Van Houweling to examine how Internet was built

Douglas Van Houweling

International competition, intrigue and controversy helped define not only the Cold War conflicts of the 1980s, but also the research efforts that advanced the Internet during the same era.

To support his project examining the development and commercialization of the Internet between 1980 and 1996, Douglas Van Houweling, professor of information and associate dean for research and innovation in the School of Information, was awarded a $300,000 National Science Foundation (NSF) EAGER grant on March 1.

The findings from the research will lead to a book chronicling the networking story of the 80s and 90s, which includes the so-called “protocol wars” among companies, governments, and international organizations that feared the long-term economic and political consequences that could result from standardization and protocol choices.

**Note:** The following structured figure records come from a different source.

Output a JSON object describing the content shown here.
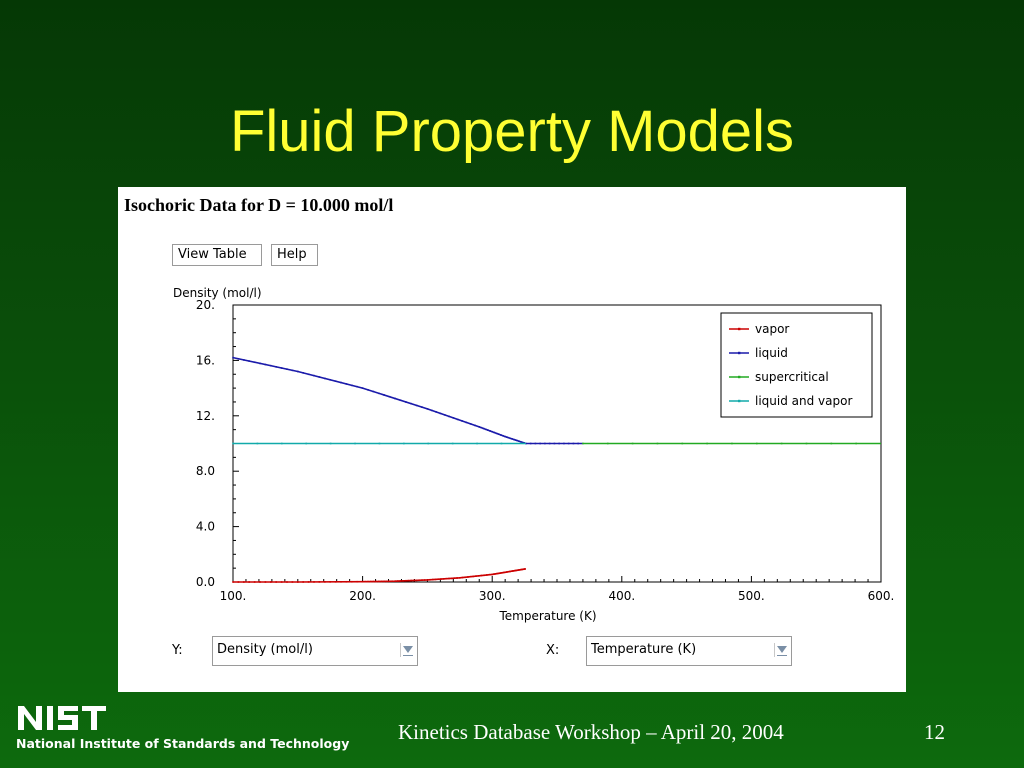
{
  "slide": {
    "title": "Fluid Property Models",
    "footer": "Kinetics Database Workshop – April 20, 2004",
    "page_number": "12",
    "logo_text": "NIST",
    "logo_subtitle": "National Institute of Standards and Technology"
  },
  "panel": {
    "title": "Isochoric Data for D = 10.000 mol/l",
    "buttons": {
      "view_table": "View Table",
      "help": "Help"
    },
    "y_select": {
      "label": "Y:",
      "value": "Density (mol/l)"
    },
    "x_select": {
      "label": "X:",
      "value": "Temperature (K)"
    }
  },
  "chart_data": {
    "type": "line",
    "ylabel": "Density (mol/l)",
    "xlabel": "Temperature (K)",
    "xlim": [
      100,
      600
    ],
    "ylim": [
      0,
      20
    ],
    "x_ticks": [
      "100.",
      "200.",
      "300.",
      "400.",
      "500.",
      "600."
    ],
    "y_ticks": [
      "0.0",
      "4.0",
      "8.0",
      "12.",
      "16.",
      "20."
    ],
    "legend": "top-right",
    "series": [
      {
        "name": "vapor",
        "color": "#cc0000",
        "x": [
          100,
          150,
          200,
          225,
          250,
          275,
          300,
          315,
          326
        ],
        "y": [
          0.0,
          0.0,
          0.02,
          0.06,
          0.15,
          0.3,
          0.55,
          0.78,
          0.95
        ]
      },
      {
        "name": "liquid",
        "color": "#1a1aaa",
        "x": [
          100,
          150,
          200,
          250,
          290,
          310,
          326,
          370
        ],
        "y": [
          16.2,
          15.2,
          14.0,
          12.5,
          11.2,
          10.5,
          10.0,
          10.0
        ]
      },
      {
        "name": "supercritical",
        "color": "#22aa22",
        "x": [
          370,
          600
        ],
        "y": [
          10.0,
          10.0
        ]
      },
      {
        "name": "liquid and vapor",
        "color": "#11aaaa",
        "x": [
          100,
          326
        ],
        "y": [
          10.0,
          10.0
        ]
      }
    ]
  }
}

Working with Lawrence Landweber from the University of Wisconsin-Madison, Van Houweling will analyze the history of the Internet, from its infancy as a packet-switching network that hosted a small number of government and university sites, to its transition to the private sector on the cusp of the late-1990s “dot-com boom.”

From this analysis, Van Houweling and Landweber will seek to capture the importance of the NSF’s role in the Internet’s progression with detailed discussion of the seminal projects the organization funded.

They will identify the reasons why and how the Internet was able to outlast other emerging networks and establish itself as the widespread global system that it is today, and describe how the NSF enabled the Internet to become a commercial reality. Lastly, the researchers will explain how this knowledge can have useful applications for future technologies and capabilities.

Both Van Houweling and Landweber were deeply involved in Internet development in the United States and will rely on personal insight, interviews with key figures and use of original documents from the era to accomplish their research goals and complete the ensuing book.